The next morning, my flatmates and I receive an email offering us an accommodation transfer. We have each been allocated a room in another first-year accommodation. The only catch, they are splitting us up and the rent is £650 a month. If we were on the fence at all, our decision is quickly made when the university informs us that this is not an offer but an ultimatum. Either we accept their offer or the university absolves all responsibility and we’re on our own. On Friday, two and a half weeks after arriving in Pollock, I move in to Shrubhill, a first year accommodation, 35 minutes from campus, in the neighbourhood of Leith. It has the clinical feel and smell of a Premier Inn but at least I have my own room now.

 

Now I can finally breathe again, I have time to think and reflect on the crisis at hand.

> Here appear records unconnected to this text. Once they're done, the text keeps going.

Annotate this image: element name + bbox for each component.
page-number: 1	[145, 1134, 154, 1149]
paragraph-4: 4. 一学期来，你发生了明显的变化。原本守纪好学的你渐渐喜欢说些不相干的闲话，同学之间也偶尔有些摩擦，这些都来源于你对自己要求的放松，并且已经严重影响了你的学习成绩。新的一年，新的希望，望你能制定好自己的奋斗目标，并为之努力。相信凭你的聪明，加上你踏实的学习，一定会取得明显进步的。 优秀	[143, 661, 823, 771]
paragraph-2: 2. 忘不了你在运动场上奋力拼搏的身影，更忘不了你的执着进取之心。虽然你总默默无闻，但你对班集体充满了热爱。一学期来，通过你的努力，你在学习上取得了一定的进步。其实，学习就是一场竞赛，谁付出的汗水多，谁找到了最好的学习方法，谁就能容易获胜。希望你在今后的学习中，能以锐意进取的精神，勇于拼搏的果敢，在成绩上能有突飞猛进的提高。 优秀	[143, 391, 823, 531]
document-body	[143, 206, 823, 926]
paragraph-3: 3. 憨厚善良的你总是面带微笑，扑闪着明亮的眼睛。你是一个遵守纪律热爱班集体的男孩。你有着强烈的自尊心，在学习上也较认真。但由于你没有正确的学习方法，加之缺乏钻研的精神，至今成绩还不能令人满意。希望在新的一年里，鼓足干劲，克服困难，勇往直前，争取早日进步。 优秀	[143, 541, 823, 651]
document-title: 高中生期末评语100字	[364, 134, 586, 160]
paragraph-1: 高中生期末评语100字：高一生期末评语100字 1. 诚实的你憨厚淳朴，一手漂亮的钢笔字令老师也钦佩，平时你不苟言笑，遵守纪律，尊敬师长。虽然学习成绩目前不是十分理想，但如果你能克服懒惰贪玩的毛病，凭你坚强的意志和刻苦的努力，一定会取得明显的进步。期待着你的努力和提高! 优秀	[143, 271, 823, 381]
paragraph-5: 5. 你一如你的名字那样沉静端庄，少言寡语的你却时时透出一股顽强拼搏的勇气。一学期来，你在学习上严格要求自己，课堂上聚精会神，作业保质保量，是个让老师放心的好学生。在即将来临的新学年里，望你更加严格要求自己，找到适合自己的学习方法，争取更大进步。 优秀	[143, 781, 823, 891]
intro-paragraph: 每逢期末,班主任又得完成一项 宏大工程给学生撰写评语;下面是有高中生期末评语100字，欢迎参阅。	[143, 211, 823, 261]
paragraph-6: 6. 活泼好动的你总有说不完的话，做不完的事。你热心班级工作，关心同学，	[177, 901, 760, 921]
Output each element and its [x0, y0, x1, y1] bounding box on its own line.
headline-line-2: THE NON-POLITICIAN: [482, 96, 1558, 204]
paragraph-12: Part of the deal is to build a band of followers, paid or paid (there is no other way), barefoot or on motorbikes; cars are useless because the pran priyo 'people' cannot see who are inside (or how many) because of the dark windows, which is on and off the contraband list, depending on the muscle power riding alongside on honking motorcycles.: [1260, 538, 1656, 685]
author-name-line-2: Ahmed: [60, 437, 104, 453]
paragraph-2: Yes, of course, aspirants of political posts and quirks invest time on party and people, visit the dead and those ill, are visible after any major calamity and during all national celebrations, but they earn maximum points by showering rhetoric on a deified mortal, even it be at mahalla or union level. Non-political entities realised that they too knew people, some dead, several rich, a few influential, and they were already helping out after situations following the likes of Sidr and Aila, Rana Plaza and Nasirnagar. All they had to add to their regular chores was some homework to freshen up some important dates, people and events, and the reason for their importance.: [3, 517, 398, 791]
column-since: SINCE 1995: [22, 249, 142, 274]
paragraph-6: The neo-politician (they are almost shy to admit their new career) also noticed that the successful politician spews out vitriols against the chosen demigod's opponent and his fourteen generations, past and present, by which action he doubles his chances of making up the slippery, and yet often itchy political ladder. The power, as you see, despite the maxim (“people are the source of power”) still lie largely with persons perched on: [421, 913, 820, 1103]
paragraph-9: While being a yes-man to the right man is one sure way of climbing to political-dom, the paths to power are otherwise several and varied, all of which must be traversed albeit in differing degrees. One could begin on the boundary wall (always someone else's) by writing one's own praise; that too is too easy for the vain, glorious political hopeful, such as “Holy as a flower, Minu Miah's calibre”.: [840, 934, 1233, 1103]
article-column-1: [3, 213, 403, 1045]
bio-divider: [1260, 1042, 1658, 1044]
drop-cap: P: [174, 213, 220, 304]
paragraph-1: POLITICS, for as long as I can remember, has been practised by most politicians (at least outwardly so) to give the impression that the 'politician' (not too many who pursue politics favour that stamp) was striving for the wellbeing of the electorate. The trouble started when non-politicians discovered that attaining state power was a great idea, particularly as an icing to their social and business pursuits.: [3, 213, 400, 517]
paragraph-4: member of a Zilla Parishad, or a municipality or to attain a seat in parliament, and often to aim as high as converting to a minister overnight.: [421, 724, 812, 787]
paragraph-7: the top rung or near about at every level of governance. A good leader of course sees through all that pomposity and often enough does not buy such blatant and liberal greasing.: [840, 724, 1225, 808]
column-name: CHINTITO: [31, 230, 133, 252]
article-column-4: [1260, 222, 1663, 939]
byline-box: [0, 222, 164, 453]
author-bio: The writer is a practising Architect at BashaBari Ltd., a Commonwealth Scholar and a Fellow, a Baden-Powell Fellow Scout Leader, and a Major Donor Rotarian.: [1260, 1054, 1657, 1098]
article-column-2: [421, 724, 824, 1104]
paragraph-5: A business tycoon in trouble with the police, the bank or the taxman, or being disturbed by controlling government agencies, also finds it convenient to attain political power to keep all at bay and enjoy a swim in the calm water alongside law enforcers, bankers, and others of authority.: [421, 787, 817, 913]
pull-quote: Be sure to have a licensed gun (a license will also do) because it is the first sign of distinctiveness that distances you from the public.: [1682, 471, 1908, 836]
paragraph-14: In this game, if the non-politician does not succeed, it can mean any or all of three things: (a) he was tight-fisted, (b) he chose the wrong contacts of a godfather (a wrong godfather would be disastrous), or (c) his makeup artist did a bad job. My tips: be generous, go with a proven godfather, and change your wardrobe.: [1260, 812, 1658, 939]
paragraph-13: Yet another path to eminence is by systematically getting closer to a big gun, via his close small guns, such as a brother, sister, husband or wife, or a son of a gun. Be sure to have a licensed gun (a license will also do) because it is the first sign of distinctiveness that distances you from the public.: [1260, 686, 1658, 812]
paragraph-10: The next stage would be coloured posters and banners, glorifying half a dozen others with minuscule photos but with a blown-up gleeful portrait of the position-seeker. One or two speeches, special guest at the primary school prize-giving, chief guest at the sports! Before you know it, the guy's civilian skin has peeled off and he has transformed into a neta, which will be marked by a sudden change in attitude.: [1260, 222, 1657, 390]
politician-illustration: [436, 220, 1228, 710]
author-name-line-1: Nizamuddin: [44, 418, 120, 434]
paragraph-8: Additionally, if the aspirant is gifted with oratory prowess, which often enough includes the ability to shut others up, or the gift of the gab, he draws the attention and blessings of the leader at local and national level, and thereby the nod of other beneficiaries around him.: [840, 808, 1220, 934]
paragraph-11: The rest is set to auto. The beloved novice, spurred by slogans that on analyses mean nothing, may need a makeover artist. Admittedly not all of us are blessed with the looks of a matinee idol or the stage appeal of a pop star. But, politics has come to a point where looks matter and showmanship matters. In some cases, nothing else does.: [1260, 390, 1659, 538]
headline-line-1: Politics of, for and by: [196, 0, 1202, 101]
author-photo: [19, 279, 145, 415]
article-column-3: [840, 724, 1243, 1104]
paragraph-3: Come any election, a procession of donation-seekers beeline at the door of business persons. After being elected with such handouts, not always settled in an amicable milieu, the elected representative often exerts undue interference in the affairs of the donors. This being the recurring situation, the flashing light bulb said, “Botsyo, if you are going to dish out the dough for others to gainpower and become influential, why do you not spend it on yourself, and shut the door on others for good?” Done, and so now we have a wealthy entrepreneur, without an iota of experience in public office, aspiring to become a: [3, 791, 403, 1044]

I have realised that the housing crisis is not fair, it is in fact deeply discriminative, benefitting a cohort of students who are economically privileged. It favours those students who can afford to offer higher rent, upfront rental payments, the students who found houses as early as April because they could afford to rent over summer. It also does not take into account the students who face difficult family situations, who cannot delay moving back to university because they are unsafe at home. In short, the housing crisis does not affect all students equally. Whilst browsing on Facebook, I found a post from a student who was beside herself, she was facing starting term with no permanent address and appealed to the internet for help. She was greeted with a shower of unsympathetic responses that read “smart students look for housing in April or May, you left it too late.” This kind of response is deeply infuriating; not all students are in a position to pay over summer. The average Edinburgh student rental falls somewhere between £500-800 PCM and many students are dropping over 1.5k each, with no one living in the property, just to guarantee a secure home for term time. What about the students who can't afford this luxury? What about the students who rely on their student loan alone to pay their way through university? The housing crisis perpetuates the already rampant divide between economically privileged, often fee-paying, students and those who do not rely on parental handouts. This is a divide that continues to plague our university and Edinburgh’s wider community. And my research has shown me that the housing crisis is not an isolated event. Students and young people across the UK are facing astronomically high rent prices and the risk of homelessness. Glasgow university alarmingly told victims of the housing crisis to drop out if they had not found a flat by late September, making Edinburgh’s response seem almost generous. 

 

Ultimately, I feel let down by an institution that seems to continually favour capitalist greed and student recruitment over the welfare of its student body. Why are so many students feeling alone in this crisis, abandoned by the very institution they pay £9,000 a year to be a part of? If things do not change, this will no longer be just a housing crisis, but also a crisis of mental health, a crisis of education and a crisis of class. Returning to Edinburgh has pushed me to my physical and emotional limits. It is sad to say, but whilst this city is full of my favourite people, my favourite cafes, my favourite clubs, a place I could always return to, no matter what, it no longer feels like home.